In this chapter (14) we have the assembly laid open for our inspection and profit. We find there a variety of gifts in exercise, not controlled and directed by ordained elders, much less the assembly governed by one man be he clergyman or bishop. The various gifts are not forbidden to be exercised when convened in assembly character, but are divinely regulated so as to secure good order and spiritual edification. The gifts are divided into two classes: those as tongues for a testimony to the world (verse 22), and those as prophesying for the edification of the saints (verse 22); the latter occupying a higher place morally in the mind of the Spirit. Another point as strongly insisted upon is, that the Holy Ghost as a rule acts upon the intelligence of the new man. Hence, whatever is done in worship or ministry in the assembly of God should be done in the Spirit and understanding, and have for its object the present edification of the saints. Alas! many like the Corinthians use the gifts to clothe themselves with self-importance in the eyes of the Church and the world.

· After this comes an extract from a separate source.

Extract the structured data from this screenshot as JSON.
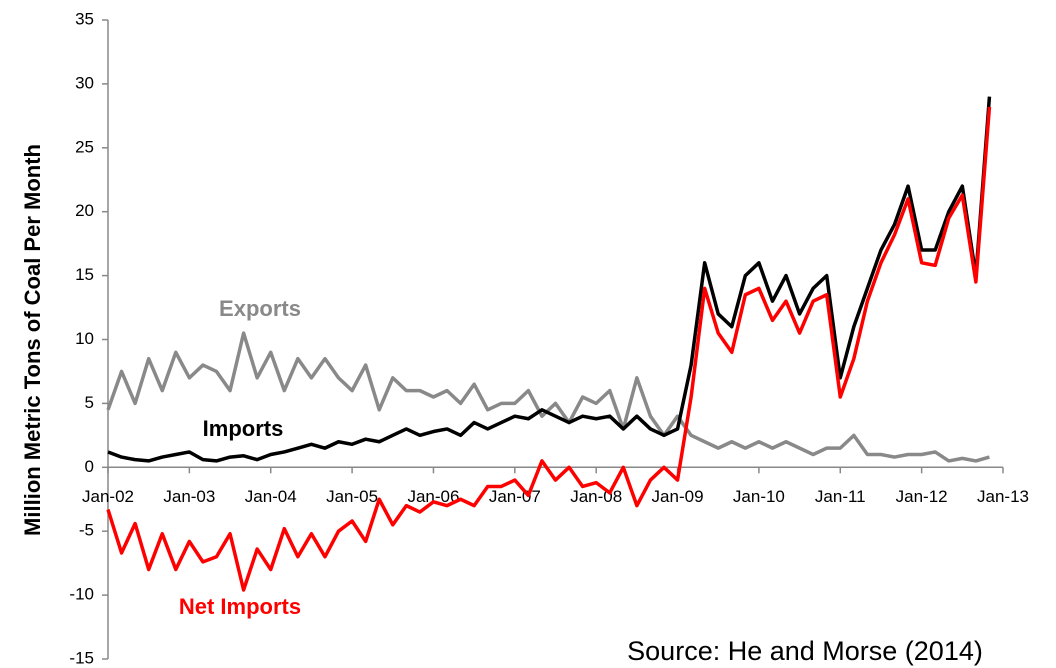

16. The Resurrection (chap. 15),
The glorious truth of Resurrection is treated of in this truly wonderful chapter both negatively and positively. If, as some at Corinth said, there is no resurrection of the body, then there could be no gospel, no salvation, and no life beyond for us (verses 1-19). But Christ is raised, and the consequences are grand to Him and to us. A life victorious over death and the judgment of God, the kingdom reign, the universal subjection of all things, and a body of glory are a few of the precious and resulting consequences upon the resurrection of Christ from the dead (verses 20-58).
17. Ministry in General (chapter 16).
We have had gifts sovereignly distributed and sovereignly worked by the Holy Ghost (chapter 12); then the motive-spring love in chapter 13, and those gifts in lively exercise in chapter 14. Here, however, we have ministry in general. All may not have a special impartation of gift, but all can serve and minister. Many helped the apostle in various ways; some addicted themselves to serve the saints, while others used their temporal means; these, and various kinds of services too numerous to mention, needed no special gift. Love delights to serve, and it is ever more blessed to give than to receive.
May the Lord enable us to occupy this truly blessed place, to walk in the path of Jesus, who came not to be ministered unto but to minister, and to give His life a ransom for many!